When used together, these strategies can produce significant returns.

“Some people will argue that traditional marketing is dead, but there are several benefits to including offline advertising in your overall marketing campaign,” sales expert Larry Myler admits. “Combining both offline and online campaigns can help boost your brand’s visibility, and help it stand out amongst competitors who may be busy flooding the digital space.”

How do you use offline marketing in a manner that’s both cost-effective and high in exposure? While your business will dictate how you should proceed, here are a few offline marketing methods that still return considerable value in today’s marketplace.

1. Yard signs

When most people think about yard signs, their minds immediately go to political signs that you see posted everywhere during campaign season. However, yard signs have a lot more utility and value beyond campaigning. They’re actually an extremely cost-effective form of offline advertising.

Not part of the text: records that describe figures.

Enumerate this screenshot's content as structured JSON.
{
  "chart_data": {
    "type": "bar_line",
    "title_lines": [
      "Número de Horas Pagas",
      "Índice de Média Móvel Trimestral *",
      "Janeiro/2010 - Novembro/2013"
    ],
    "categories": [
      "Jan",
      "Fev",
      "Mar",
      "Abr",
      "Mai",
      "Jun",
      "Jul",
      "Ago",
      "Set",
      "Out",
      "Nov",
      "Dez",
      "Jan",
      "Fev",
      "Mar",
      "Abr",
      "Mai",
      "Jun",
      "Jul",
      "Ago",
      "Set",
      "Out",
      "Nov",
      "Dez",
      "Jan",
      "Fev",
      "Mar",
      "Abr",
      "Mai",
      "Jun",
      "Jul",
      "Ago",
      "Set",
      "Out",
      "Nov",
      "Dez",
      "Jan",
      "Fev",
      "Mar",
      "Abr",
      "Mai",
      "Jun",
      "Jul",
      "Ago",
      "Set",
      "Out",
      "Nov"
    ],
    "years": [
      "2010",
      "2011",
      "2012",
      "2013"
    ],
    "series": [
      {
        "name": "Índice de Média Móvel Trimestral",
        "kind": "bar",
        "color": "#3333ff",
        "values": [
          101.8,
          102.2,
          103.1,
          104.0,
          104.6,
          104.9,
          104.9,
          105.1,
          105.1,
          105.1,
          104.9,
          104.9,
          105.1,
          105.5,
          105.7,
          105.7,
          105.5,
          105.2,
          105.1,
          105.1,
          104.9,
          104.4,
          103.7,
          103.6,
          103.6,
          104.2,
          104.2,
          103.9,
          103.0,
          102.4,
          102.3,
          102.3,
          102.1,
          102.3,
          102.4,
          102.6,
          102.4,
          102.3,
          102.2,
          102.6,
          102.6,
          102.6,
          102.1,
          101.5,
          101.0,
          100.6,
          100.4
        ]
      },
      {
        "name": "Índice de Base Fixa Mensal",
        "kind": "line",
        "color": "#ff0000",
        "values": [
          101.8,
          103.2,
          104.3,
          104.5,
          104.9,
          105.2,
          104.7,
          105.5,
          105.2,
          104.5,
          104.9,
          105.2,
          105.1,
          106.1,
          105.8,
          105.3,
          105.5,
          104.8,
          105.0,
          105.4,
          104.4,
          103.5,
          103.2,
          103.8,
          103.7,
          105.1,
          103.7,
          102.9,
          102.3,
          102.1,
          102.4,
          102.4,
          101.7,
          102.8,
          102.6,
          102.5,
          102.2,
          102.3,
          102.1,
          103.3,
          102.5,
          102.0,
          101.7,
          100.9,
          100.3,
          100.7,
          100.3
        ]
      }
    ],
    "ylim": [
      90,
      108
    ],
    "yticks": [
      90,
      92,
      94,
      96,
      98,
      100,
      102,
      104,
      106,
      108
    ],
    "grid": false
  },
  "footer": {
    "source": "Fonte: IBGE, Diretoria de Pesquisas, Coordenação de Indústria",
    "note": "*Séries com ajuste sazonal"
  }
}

The great thing about yard signs is that you can print your own custom designs for just dollars and, when properly stored, they last for years. They’re also free to place, assuming you have access to property where it’s legal to advertise. This makes them a practical addition to a low-budget marketing campaign.

2. Billboards

The fact that you notice billboards when driving down an interstate or highway is a testament to the reality that other people are also being exposed to these valuable advertisements. If you’ve never considered implementing billboards into your marketing strategy, now’s a good time to think about it.

With billboard advertising, you have to be really careful with design, structure, and execution. “Considering we’re on the move when we read billboards, we don’t have a lot of time to take them in. Six seconds has been touted as the industry average for reading a billboard,” copywriter Paul Suggett explains. “So, around six words is all you should use to get the message across.”

3. Promotional giveaways

It’s the tangible nature of physical marketing that makes it so valuable. Yard signs and billboards are great, but make sure you’re also taking advantage of promotional giveaways as a way of getting something into the hands of your customers.

Promotional giveaways, no matter how simple, generally produce a healthy return on investment. They increase brand awareness and recall, while giving customers positive associations with your brand. (Who doesn’t love getting something for free?)

4. Local event sponsorships

One aspect of offline marketing businesses frequently forget about is local event sponsorships. These sponsorships are usually cost-effective and tend to offer great returns in terms of audience engagement.

Local event sponsorships can usually be found simply by checking the calendar of events in your city. Any time there’s a public event, farmer’s market, parade, sporting event, concert, or fundraiser, there’s an opportunity for you to get your name out there. Look for events where you feel like your target audience is most likely to attend.

Offline marketing is anything but dead.

If your goal is to stand out in a crowded marketplace where all your competitors are investing heavily in social media, SEO, PPC advertising, and blogging, then it’s certainly worth supplementing your existing digital strategy with traditional offline marketing methods that reach your audience at multiple touchpoints.